Retrieve a password and execute a command:

# Export environment variables
export PASSWORK_HOST="https://passwork.example.com"
export PASSWORK_TOKEN="your_token"
export PASSWORK_MASTER_KEY="your_master_key"

# Retrieve password by ID and run MySQL client
passwork-cli exec --password-id "db_password_id" mysql -u admin -h localhost -p $DB_PASSWORD database_name

Retrieve multiple passwords from a folder:

# Retrieve all passwords from the project folder and run deploy script
passwork-cli exec --folder-id "project_folder_id" ./deploy.sh

Using different identifiers:

# Retrieve passwords by ID, tags, and from folder
passwork-cli exec \
--password-id "specific_password_id" \
--tags "production,database" \
--folder-id "api_credentials" \
./complex_deployment.sh

Shell commands:

# For shell commands, use --cmd
passwork-cli exec --password-id "server_creds" --cmd "ssh user@server 'cat /var/log/app.log | grep ERROR' > local_errors.log"

Connecting to a server with a self-signed certificate:

# Disable SSL verification
passwork-cli exec --no-ssl-verify --password-id "test_server_password" ssh [email protected]

2. API mode

Allows direct calls to the Passwork API with responses in JSON format.

Syntax

passwork-cli api [options]

API parameters

The api command requires the following parameters:

ParameterDescription
--methodHTTP method (GET, POST, PUT, DELETE, PATCH)
--endpointAPI path (e.g., v1/vaults)
--paramsJSON string with parameters (optional)
--fieldField name to extract from the response (optional)

How it works

  1. Authentication: Connects to the Passwork server;
  2. Request Formation: Creates an HTTP request with the specified path and method;
  3. Request Sending: Sends the request with the necessary authorization headers;
  4. Response Handling: Receives and parses the API response;
  5. Filtering (optional): Extracts the specified field using --field;
  6. Output: The result is output in JSON format.

Usage examples

Get a list of all vaults:

passwork-cli api --method GET --endpoint "v1/vaults"
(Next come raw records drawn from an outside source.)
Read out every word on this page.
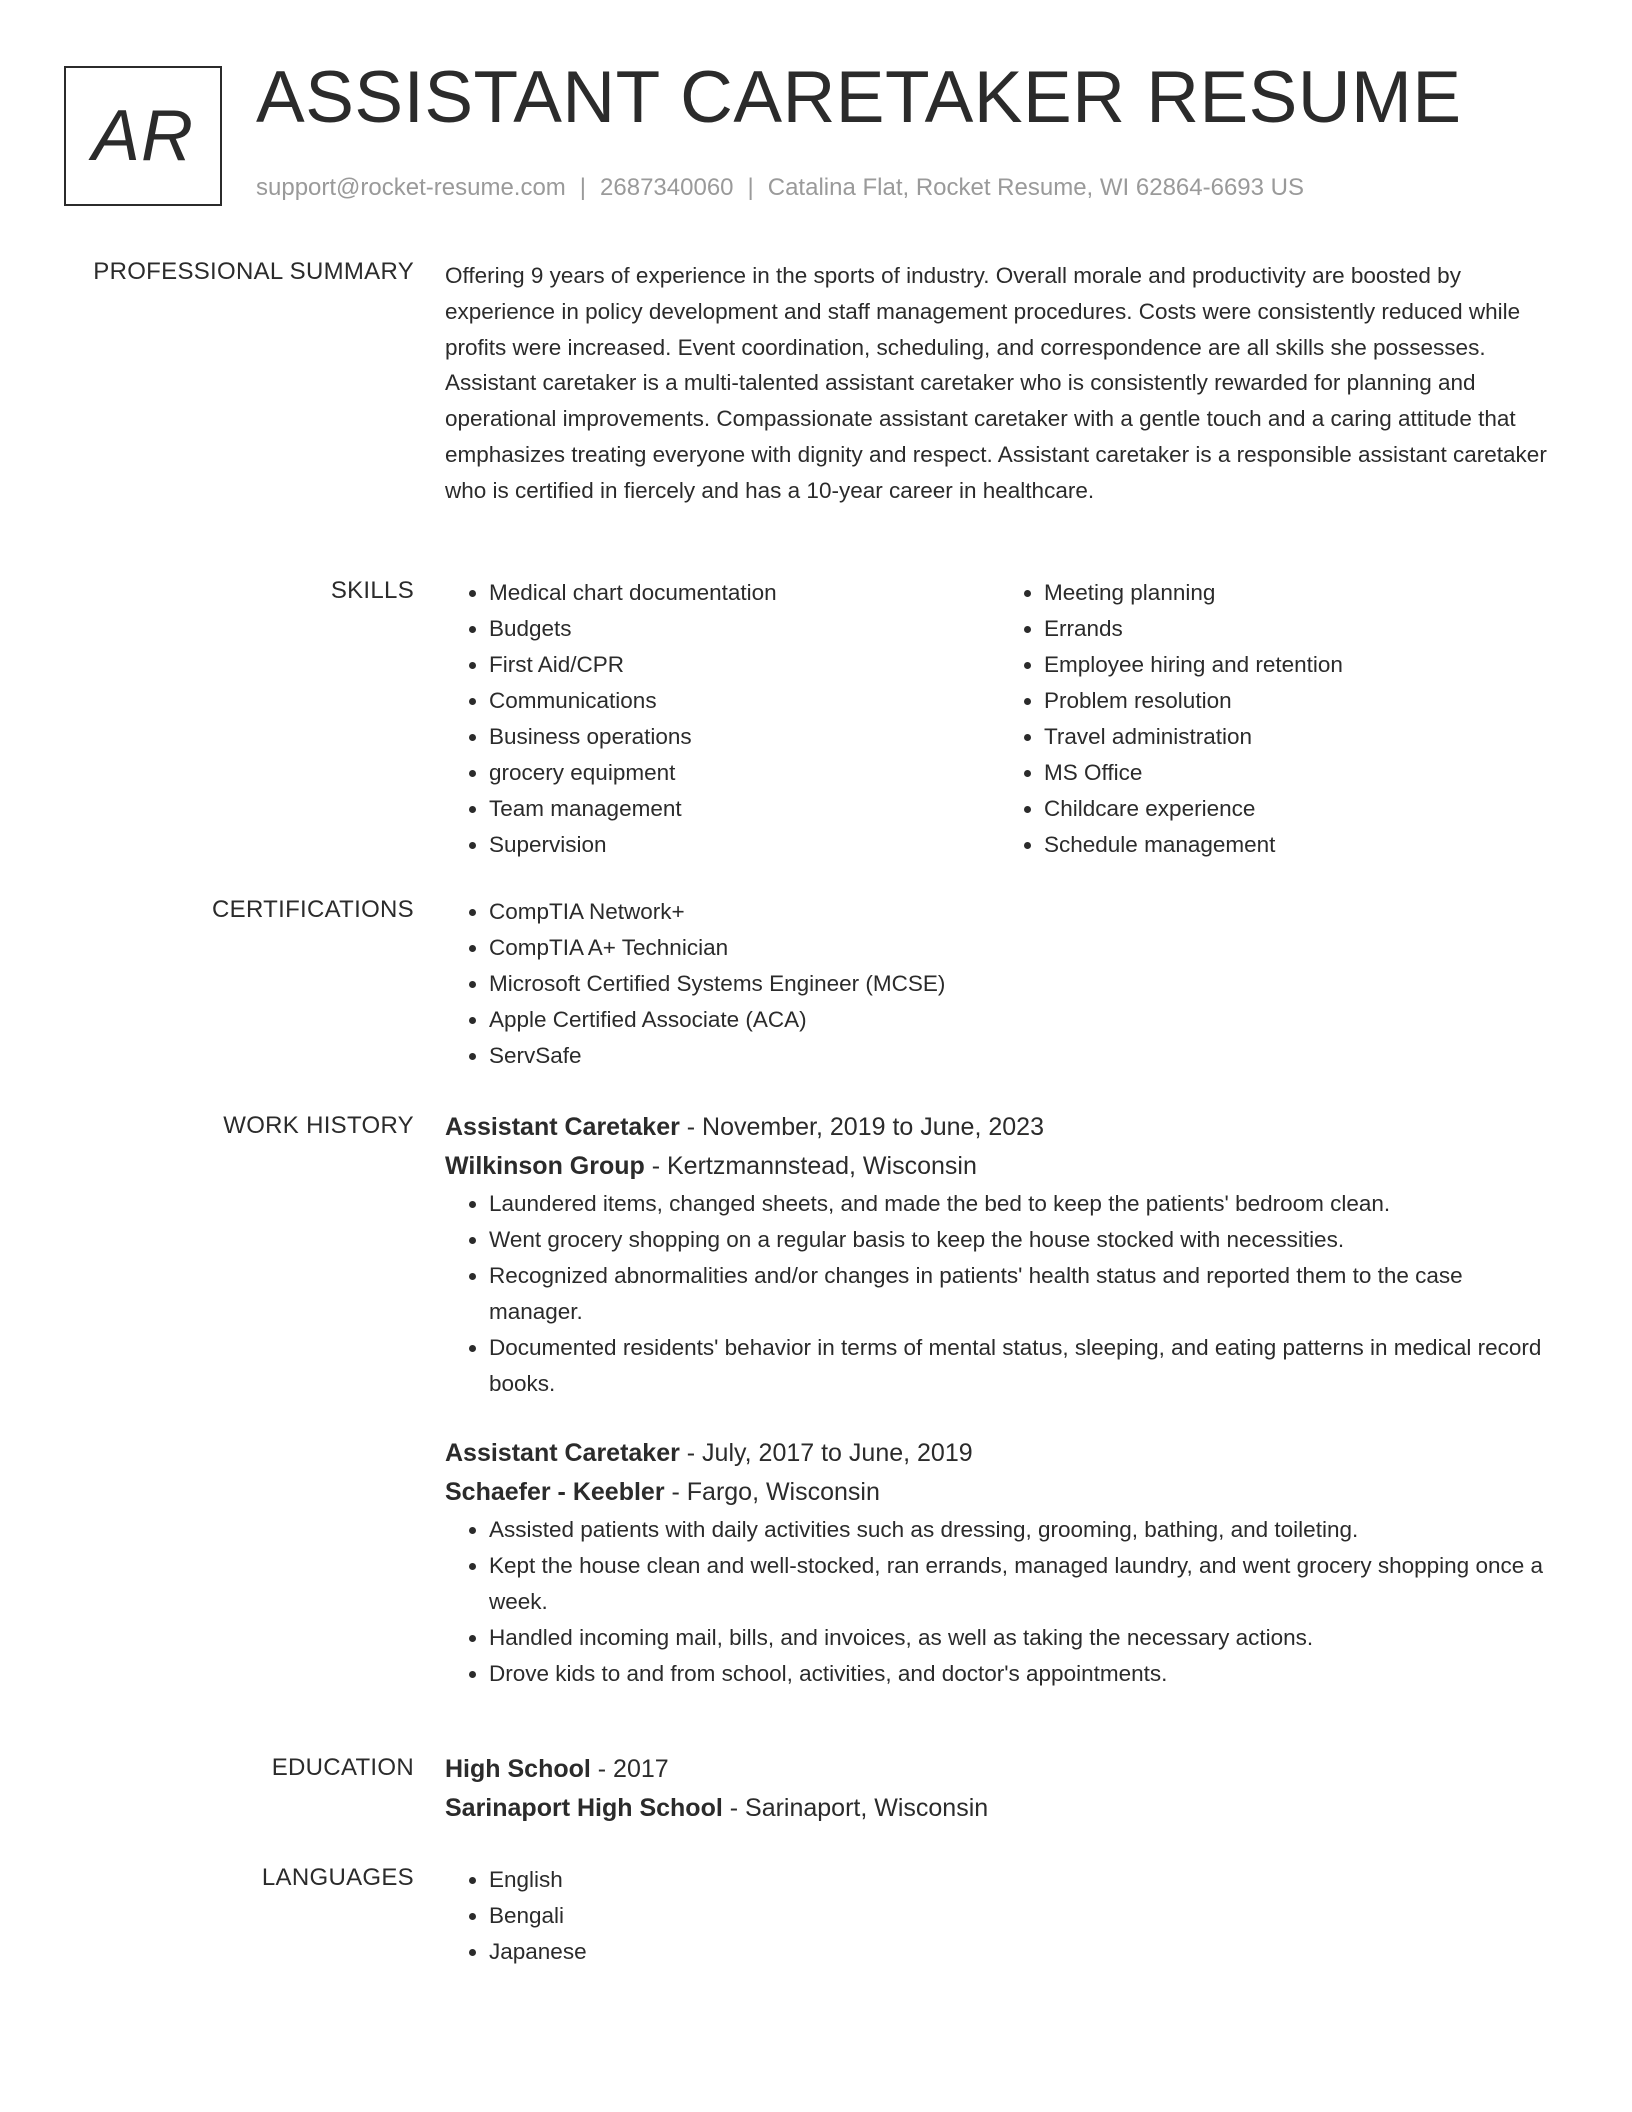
AR ASSISTANT CARETAKER RESUME
support@rocket-resume.com | 2687340060 | Catalina Flat, Rocket Resume, WI 62864-6693 US
PROFESSIONAL SUMMARY Offering 9 years of experience in the sports of industry. Overall morale and productivity are boosted by experience in policy development and staff management procedures. Costs were consistently reduced while profits were increased. Event coordination, scheduling, and correspondence are all skills she possesses. Assistant caretaker is a multi-talented assistant caretaker who is consistently rewarded for planning and operational improvements. Compassionate assistant caretaker with a gentle touch and a caring attitude that emphasizes treating everyone with dignity and respect. Assistant caretaker is a responsible assistant caretaker who is certified in fiercely and has a 10-year career in healthcare.
SKILLS	• Medical chart documentation
• Budgets
• First Aid/CPR
• Communications
• Business operations
• grocery equipment
• Team management
• Supervision
• Meeting planning
• Errands
• Employee hiring and retention
• Problem resolution
• Travel administration
• MS Office
• Childcare experience
• Schedule management
CERTIFICATIONS	• CompTIA Network+
• CompTIA A+ Technician
• Microsoft Certified Systems Engineer (MCSE)
• Apple Certified Associate (ACA)
• ServSafe
WORK HISTORY Assistant Caretaker - November, 2019 to June, 2023
Wilkinson Group - Kertzmannstead, Wisconsin
• Laundered items, changed sheets, and made the bed to keep the patients' bedroom clean.
• Went grocery shopping on a regular basis to keep the house stocked with necessities.
• Recognized abnormalities and/or changes in patients' health status and reported them to the case manager.
• Documented residents' behavior in terms of mental status, sleeping, and eating patterns in medical record books.
Assistant Caretaker - July, 2017 to June, 2019
Schaefer - Keebler - Fargo, Wisconsin
• Assisted patients with daily activities such as dressing, grooming, bathing, and toileting.
• Kept the house clean and well-stocked, ran errands, managed laundry, and went grocery shopping once a week.
• Handled incoming mail, bills, and invoices, as well as taking the necessary actions.
• Drove kids to and from school, activities, and doctor's appointments.
EDUCATION High School - 2017
Sarinaport High School - Sarinaport, Wisconsin
LANGUAGES	• English
• Bengali
• Japanese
Get a specific password and extract only the name:

passwork-cli api --method GET --endpoint "v1/items/password_id" --field "name"

Search passwords by tags and get their names:

passwork-cli api \
--method GET \
--endpoint "v1/items/search" \
--params '{"tags":["api","production"]}' \
--field "name"

Refresh the access token:

passwork-cli api \
--host "https://passwork.example.com" \
--token "your_expired_token" \
--refresh-token "your_refresh_token" \
--method POST \
--endpoint "v1/sessions/refresh" \
--field "token"

Using with a self-signed certificate:

passwork-cli api --no-ssl-verify --method GET --endpoint "v1/user/profile"

Security

  • Credentials are not saved to disk;
  • Commands with passwords do not appear in shell history;
  • Passwords are accessible only inside the running process;
  • It is recommended to use environment variables to store credentials.

Examples

Additional scenario examples are located in the examples_cli directory.